M3DR : Vers une recherche universelle de documents multilingues et multimodaux
M3DR: Towards Universal Multilingual Multimodal Document Retrieval
December 3, 2025
papers.authors: Adithya S Kolavi, Vyoman Jain
cs.AI
papers.abstract
Les systèmes de récupération de documents multimodaux ont réalisé des progrès significatifs dans l'alignement du contenu visuel et textuel pour la recherche sémantique. Cependant, la plupart des approches existantes restent fortement centrées sur l'anglais, limitant leur efficacité dans des contextes multilingues. Dans ce travail, nous présentons M3DR (Multilingual Multimodal Document Retrieval), un cadre conçu pour combler cette lacune à travers les langues, permettant une applicabilité dans divers contextes linguistiques et culturels. M3DR exploite des données documentaires multilingues synthétiques et se généralise à différentes architectures vision-langage et tailles de modèles, permettant un alignement robuste translinguistique et transmodal. Grâce à un apprentissage par contraste, nos modèles apprennent des représentations unifiées pour le texte et les images de documents qui se transfèrent efficacement entre les langues. Nous validons cette capacité sur 22 langues typologiquement diverses, démontrant des performances constantes et une adaptabilité face aux variations linguistiques et scripturales. Nous introduisons en outre un benchmark complet qui capture des scénarios multilingues réalistes, évaluant les modèles dans des contextes monolingues, multilingues et mixtes. M3DR se généralise à la fois aux paradigmes de récupération par vecteur dense unique et multi-vecteurs de type ColBERT. Nos modèles, NetraEmbed et ColNetraEmbed, atteignent des performances de pointe avec des améliorations relatives d'environ 150 % en récupération translinguistique.
English
Multimodal document retrieval systems have shown strong progress in aligning visual and textual content for semantic search.

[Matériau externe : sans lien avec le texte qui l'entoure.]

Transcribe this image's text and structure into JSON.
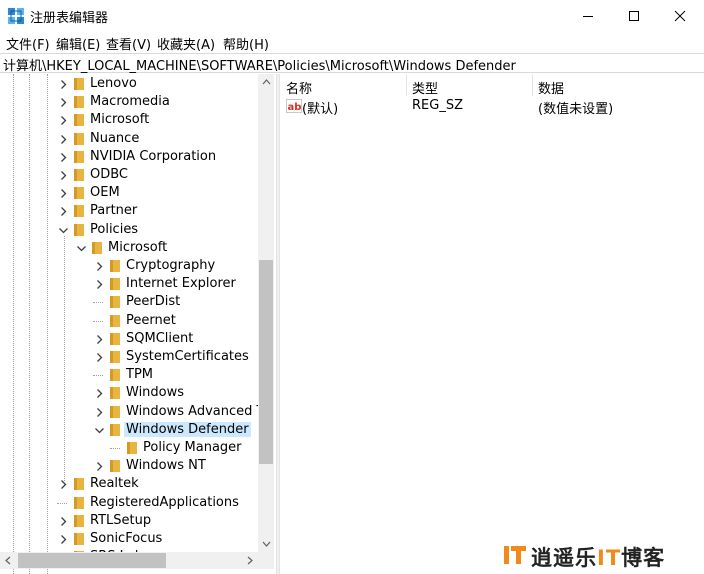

However, most existing approaches remain heavily English-centric, limiting their effectiveness in multilingual contexts. In this work, we present M3DR (Multilingual Multimodal Document Retrieval), a framework designed to bridge this gap across languages, enabling applicability across diverse linguistic and cultural contexts. M3DR leverages synthetic multilingual document data and generalizes across different vision-language architectures and model sizes, enabling robust cross-lingual and cross-modal alignment. Using contrastive training, our models learn unified representations for text and document images that transfer effectively across languages. We validate this capability on 22 typologically diverse languages, demonstrating consistent performance and adaptability across linguistic and script variations. We further introduce a comprehensive benchmark that captures real-world multilingual scenarios, evaluating models under monolingual, multilingual, and mixed-language settings. M3DR generalizes across both single dense vector and ColBERT-style token-level multi-vector retrieval paradigms. Our models, NetraEmbed and ColNetraEmbed achieve state-of-the-art performance with ~150% relative improvements on cross-lingual retrieval.